Dining in L.A. 6 people, 1 with Crohn's disease. Where to eat? KBBQ?
I'm looking for a place to eat in around Los Angeles for a group of 6. We were thinking possibly Korean BBQ in K-town, or something similar, and we pay around $15-25 per person, but the lower the cost, the better. We are also open to other places too besides BBQ.
Another challenge is that one of the party has Crohn's disease.
Some of these foods may trigger his symptoms:
alcohol (mixed drinks, beer, wine)
butter, mayonnaise, margarine, oils
coffee, tea, chocolate
dairy products (if lactose intolerant)
fatty foods (fried foods)
foods high in fiber
gas-producing foods (lentils, beans, legumes, cabbage, broccoli, onions)
nuts and seeds (peanut butter, other nut butters)
red meat and pork
whole grains and bran
Will the spices of the marinade (along w/ the red meat, since there aren't a ton of chicken options generally at KBBQ) cause problems for your friend? I'm also thinking that person probably wouldn't be able to eat a lot of the panchan. Would pasta work for him/her?
You are correct, the spicy-ness and panchan may be a problem, as well as the red meat. I envision grilled chicken as an option for him, but I'm not too sure if it will be a good idea.
Pasta may work as well, though some places may be oily or have butter or heavy cream. I suppose we can try for a tomato based pasta.
Thing is, he has a very advanced palate and really tastes food like a pro... it is a shame that now a lot of foods may trigger his symptoms.Other thing is, he tells me that he tries not to have the disease control his life.
I'm trying to balance between something that may be as little trouble for his symptoms and something that may work for everyone else as well. We can't make everybody happy, but we shall see what possibilities are out there!
Unfortunately, it's going to have control his life during the active phase; low-residue diets are, by definition, pretty bland.
The menu from Evo Kitchen doesn't look bad; just make sure that the veggie are really well cooked and that the potatoes are peeled.

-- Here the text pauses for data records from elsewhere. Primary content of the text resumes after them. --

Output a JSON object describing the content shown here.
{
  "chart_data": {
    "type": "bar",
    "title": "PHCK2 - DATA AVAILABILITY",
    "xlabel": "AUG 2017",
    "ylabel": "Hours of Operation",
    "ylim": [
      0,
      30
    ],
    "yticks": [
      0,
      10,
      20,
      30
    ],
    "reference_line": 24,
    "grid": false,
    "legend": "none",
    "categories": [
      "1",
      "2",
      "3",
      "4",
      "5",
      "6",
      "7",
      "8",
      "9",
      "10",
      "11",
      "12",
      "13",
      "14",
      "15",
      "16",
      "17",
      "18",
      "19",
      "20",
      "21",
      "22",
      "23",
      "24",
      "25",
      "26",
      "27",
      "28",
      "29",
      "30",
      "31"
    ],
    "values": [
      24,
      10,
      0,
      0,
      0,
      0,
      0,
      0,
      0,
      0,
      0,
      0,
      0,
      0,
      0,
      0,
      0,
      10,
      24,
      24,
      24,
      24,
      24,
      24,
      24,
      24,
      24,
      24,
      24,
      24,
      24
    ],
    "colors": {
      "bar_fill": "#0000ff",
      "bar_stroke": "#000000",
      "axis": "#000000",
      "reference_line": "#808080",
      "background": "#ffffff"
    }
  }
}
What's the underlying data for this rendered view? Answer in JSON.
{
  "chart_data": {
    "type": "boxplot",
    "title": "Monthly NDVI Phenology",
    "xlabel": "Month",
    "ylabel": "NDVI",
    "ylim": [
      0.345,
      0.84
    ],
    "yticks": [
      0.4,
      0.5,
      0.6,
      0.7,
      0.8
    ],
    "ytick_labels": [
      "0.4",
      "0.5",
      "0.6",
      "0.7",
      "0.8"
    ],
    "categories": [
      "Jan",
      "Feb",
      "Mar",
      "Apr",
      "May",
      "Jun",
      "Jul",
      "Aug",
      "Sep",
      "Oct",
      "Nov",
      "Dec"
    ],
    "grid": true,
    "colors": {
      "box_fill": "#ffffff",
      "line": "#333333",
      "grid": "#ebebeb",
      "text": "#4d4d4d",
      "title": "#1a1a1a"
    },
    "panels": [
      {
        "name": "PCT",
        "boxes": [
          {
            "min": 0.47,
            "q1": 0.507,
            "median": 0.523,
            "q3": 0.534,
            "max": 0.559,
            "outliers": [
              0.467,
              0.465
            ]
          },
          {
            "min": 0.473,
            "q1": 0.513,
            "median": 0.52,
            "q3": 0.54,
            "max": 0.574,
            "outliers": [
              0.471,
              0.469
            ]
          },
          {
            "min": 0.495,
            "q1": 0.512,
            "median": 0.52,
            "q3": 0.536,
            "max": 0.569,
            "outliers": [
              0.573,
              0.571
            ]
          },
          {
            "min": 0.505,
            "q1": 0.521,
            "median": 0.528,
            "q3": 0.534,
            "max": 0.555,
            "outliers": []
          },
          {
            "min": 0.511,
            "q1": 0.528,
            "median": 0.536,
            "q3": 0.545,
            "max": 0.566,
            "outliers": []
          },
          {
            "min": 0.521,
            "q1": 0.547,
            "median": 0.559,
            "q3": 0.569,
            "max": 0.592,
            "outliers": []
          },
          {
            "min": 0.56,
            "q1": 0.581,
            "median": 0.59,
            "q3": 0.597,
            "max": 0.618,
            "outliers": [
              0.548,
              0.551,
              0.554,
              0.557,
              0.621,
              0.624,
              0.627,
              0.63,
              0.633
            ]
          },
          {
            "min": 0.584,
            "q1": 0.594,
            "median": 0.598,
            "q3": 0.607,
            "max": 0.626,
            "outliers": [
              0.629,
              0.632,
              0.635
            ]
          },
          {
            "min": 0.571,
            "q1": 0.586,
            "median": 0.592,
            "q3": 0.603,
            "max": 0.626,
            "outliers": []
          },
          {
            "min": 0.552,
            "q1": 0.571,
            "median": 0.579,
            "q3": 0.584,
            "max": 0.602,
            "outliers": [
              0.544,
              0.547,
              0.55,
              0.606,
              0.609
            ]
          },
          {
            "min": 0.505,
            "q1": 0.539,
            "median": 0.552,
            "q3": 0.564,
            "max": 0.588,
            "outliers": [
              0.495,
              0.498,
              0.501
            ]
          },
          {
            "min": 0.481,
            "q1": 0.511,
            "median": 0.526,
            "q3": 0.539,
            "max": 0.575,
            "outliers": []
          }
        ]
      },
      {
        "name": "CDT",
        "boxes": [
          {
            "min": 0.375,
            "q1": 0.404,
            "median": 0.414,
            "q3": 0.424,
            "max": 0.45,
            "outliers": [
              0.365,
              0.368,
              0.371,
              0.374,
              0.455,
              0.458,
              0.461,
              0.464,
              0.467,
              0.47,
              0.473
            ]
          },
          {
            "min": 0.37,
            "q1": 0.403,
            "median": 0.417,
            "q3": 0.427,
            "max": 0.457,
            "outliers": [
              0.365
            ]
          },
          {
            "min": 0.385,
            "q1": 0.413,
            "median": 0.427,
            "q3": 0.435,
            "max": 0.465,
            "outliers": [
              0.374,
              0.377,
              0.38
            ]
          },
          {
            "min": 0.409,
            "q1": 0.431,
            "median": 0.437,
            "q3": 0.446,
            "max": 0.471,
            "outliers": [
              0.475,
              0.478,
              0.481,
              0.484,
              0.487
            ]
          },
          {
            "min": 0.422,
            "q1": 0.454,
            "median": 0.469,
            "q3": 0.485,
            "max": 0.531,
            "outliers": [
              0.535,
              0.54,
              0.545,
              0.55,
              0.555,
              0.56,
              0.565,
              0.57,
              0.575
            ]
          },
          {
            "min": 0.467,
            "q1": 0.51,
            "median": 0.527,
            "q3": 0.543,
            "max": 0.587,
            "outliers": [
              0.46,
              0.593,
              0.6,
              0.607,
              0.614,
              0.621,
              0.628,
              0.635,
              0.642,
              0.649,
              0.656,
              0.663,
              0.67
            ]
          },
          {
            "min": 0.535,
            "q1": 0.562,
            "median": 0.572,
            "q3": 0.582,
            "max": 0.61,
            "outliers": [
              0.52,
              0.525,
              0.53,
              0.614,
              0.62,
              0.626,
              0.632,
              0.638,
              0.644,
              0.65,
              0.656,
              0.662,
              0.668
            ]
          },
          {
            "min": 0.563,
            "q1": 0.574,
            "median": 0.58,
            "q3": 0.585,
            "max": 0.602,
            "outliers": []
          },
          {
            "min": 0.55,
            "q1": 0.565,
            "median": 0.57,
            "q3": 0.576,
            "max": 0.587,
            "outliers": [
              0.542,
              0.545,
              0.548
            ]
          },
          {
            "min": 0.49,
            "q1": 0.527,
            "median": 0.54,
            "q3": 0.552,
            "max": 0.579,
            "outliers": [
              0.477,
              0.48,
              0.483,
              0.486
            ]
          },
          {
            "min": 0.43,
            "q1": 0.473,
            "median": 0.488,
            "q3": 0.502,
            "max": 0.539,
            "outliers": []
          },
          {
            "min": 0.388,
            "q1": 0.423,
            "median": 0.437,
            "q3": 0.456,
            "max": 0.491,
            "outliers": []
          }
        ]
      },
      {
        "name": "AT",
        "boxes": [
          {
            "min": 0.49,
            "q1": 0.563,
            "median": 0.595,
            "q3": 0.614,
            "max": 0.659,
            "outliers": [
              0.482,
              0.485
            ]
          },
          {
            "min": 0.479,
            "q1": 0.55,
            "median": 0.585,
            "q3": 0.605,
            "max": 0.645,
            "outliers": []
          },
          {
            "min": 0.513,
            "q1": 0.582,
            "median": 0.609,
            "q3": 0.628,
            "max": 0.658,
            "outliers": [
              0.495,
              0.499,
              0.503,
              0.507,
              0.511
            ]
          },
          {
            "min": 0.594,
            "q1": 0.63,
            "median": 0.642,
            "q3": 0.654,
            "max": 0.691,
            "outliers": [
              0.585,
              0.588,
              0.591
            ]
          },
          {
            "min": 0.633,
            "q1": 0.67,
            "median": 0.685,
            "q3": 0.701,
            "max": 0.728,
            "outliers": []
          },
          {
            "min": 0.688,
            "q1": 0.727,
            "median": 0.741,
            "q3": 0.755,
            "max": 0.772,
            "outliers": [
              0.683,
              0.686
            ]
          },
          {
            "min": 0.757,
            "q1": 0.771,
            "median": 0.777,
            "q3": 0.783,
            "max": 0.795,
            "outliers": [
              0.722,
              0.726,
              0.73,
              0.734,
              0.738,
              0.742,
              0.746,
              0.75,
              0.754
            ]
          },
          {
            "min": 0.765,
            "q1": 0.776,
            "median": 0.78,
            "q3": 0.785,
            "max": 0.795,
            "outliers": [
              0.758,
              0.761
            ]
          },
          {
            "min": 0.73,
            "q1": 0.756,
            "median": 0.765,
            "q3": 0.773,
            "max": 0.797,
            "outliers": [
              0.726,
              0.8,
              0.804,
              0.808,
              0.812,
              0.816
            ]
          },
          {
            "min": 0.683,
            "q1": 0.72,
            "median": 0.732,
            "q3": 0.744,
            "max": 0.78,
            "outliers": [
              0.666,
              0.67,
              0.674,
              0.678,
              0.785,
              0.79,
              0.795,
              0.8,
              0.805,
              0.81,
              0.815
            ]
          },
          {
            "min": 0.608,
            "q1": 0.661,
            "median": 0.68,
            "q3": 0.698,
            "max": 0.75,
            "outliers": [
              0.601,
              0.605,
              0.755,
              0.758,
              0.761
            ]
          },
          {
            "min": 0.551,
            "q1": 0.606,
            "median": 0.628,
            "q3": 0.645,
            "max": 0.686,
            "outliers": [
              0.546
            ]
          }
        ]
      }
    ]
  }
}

Might also be helpful for other posters to know what are safe foods (in addition to the problematic ones):
If he has had Crohn's for a while, he's probably pretty good at finding something on any menu that'd be OK (or at any rate, low risk). I'm sure he'd hate for you to limit your choice on his account. He might have to have an odd looking meal, but what's most important is that he's out with his friends. (Trust me on this...I've had Crohn's for 20 years.) If nothing else, there's always white rice!
re: Jeri L
re: Jeri L
I believe he was diagnosed a few years ago. He said it was very difficult in the beginning, especially changing his lifestyle to find ways to be social without involving alcohol, but he seems to have a better handle of it now. I think that he may take the approach where he just eats whatever he wants and then deals with the consequences later. It's true, he can probably find something on any menu, and I think he'd probably feel better that he is taking control of the condition instead of letting it dictate his life.
What about Cafe Gratitude? Once you get past the table side affirmations (eye roll), the food is really good. It is veggie, so I'm not sure everyone would be into it, but I am definitely not a vegetarian, and I love it. They have beer and wine, so there is that option for the drinkers, and last time I got really good butternut squash tacos, I don't think they had beans, and the veggies were cooked. I'm pretty sure the place is dairy free, and most of their "creamy" desserts are made with coconut milk. Also, one of my best friend has celiac, and she is able to go almost everywhere, she has just trained her eye to find the thing she can eat. Most kitchens in LA are well versed with the many diet trends (NOT saying Crohns or Celiac are any kind of trend) and are pretty willing to modify dishes.